# Co2 reactor loop setup - help please



## ropate (Mar 12, 2009)

not to be confused with the Ista max mix which has terrible reviews. this one looks to be modelled off the Sera Reactor and came highly recommended by a very experienced scaper

Review here
sale link, search "Aquarium ISTA Propeller Co2 External Turbo Reactor" on ebay

As i am running an Eheim Professional 3 - 2073 which has 5/8 hosing (not sure what that is in inches for you americans) and have heard that too much flow through any of these reactors causes the dosilution of co2 to be less effective, finally expelling co2 into the tank through the outflow.

To combat this, i have gotten 2 eheim T-bars which have 5/8 continuing straight with a 90 degree connection for 1/2 inch hosing which i will connect to the ista reactor.

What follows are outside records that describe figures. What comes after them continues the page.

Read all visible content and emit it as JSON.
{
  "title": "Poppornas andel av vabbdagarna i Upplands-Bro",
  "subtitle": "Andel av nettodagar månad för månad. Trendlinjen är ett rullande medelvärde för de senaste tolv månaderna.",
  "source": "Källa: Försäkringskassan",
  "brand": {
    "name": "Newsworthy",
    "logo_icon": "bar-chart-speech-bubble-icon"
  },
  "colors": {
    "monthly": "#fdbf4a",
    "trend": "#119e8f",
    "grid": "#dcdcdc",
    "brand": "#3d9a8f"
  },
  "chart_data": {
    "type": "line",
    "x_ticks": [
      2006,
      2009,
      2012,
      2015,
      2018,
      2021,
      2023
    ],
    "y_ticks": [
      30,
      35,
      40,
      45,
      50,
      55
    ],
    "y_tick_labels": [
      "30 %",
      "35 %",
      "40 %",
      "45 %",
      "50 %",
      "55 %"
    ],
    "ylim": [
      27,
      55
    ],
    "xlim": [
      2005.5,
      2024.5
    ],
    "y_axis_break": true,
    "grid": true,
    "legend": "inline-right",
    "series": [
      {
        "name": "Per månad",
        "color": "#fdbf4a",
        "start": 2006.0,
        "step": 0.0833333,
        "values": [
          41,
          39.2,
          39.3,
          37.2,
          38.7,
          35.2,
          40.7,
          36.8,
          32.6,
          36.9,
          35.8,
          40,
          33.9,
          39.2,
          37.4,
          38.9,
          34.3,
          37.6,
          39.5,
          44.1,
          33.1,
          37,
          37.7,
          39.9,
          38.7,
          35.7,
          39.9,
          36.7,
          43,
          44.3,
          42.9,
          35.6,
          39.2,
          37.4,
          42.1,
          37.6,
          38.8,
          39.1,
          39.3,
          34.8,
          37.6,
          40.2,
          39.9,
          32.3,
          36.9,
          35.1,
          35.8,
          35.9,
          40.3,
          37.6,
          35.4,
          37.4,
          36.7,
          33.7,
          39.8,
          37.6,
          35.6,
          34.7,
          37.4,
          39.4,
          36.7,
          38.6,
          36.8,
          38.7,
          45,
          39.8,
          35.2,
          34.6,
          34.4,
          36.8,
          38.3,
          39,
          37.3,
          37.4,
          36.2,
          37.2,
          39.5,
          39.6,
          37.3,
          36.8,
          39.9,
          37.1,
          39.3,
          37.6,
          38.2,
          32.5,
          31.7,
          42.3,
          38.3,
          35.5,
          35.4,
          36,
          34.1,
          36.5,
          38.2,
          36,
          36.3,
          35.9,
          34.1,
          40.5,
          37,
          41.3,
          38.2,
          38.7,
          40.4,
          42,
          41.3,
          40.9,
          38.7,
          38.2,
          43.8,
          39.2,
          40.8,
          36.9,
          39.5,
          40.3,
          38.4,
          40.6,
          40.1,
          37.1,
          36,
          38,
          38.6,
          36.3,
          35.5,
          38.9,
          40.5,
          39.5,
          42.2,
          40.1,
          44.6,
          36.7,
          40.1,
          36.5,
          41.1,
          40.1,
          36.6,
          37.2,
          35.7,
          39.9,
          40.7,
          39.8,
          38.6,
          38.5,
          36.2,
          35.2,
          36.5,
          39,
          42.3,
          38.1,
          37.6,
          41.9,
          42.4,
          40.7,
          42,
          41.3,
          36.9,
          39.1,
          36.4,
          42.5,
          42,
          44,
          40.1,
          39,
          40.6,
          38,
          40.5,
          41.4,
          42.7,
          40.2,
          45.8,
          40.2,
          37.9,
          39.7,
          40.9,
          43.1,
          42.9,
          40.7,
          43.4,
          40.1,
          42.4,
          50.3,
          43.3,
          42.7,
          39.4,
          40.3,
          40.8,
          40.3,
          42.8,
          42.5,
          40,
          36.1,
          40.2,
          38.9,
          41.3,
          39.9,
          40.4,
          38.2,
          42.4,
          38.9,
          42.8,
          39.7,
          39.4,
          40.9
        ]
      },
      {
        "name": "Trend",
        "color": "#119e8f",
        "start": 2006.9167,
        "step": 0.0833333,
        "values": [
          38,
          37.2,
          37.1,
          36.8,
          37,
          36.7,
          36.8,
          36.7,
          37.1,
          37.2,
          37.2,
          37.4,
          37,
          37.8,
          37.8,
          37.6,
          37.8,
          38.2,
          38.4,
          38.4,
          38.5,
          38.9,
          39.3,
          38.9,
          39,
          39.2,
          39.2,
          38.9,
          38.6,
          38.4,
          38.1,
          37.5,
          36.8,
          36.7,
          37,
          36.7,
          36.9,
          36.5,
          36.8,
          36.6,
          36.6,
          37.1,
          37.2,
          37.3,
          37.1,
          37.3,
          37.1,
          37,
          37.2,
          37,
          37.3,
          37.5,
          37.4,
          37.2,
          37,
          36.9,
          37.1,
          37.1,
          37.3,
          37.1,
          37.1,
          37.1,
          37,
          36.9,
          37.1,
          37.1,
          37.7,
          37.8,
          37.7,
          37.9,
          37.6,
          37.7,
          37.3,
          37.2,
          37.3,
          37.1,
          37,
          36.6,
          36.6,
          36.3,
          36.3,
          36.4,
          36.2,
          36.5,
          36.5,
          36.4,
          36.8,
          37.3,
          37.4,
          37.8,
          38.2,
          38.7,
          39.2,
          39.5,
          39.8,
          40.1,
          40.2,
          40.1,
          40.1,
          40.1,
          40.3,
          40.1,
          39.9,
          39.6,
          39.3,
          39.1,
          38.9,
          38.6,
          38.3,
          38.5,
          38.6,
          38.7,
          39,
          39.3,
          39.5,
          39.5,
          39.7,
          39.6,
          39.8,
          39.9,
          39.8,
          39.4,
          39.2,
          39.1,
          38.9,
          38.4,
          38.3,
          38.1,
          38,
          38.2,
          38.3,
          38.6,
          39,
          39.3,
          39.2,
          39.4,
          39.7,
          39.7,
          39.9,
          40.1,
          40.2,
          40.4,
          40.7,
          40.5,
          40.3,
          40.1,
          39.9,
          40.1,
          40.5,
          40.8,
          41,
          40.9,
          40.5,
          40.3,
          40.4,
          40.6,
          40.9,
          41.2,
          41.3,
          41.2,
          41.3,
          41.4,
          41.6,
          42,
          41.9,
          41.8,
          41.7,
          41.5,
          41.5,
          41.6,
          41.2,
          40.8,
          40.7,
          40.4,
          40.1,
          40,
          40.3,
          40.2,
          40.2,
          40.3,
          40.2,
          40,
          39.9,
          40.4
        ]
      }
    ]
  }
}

Meaning i'll have a little loops running off the main 5/8 hosing.

Questions for anyone who can help:
1 - will the offshoot of flow be TOO low?
2 - will this affect my filter or overall flow too much?
3 - anyone done similar - and have advice?


----------



## ropate (Mar 12, 2009)

I set up the ISTA turbo max reactor last night. I added a bubble counter to the c02 line before it enters the chamber. All seems ok, the ph is still quite low and no bubbles being expelled, however the bubble rate through the counter is all over the place. Its completely irregular whether i reduce the pressure or not. Alternates between a couple quick bubbles then drops to about 2 per second then speeds up again. It seems that the water flow rate through the reactor is affecting the bubble rate.

Have i put the bubble counter in the wrong place?


----------



## ropate (Mar 12, 2009)

so, the loop adventure is over, trialled it and the flow just bypassed the loop. without the flow, the reactor got air buidlup and stopped spinning. So, pulled it out, bought the Sera 500 with the right hose size and a better bubble counter and its all running perfectly with good flow! Ergo, i have an ISTA Turbo max reactor to sell


----------



## yunney (Oct 4, 2014)

I heard that the gaseous Co2 is easier to be absorbed by plants than dissolved Co2


----------



## ropate (Mar 12, 2009)

yunney said:


> I heard that the gaseous Co2 is easier to be absorbed by plants than dissolved Co2


if you are referring to gas injected co2 as opposed to liquid carbon like Seachem Excel, then you're right.


----------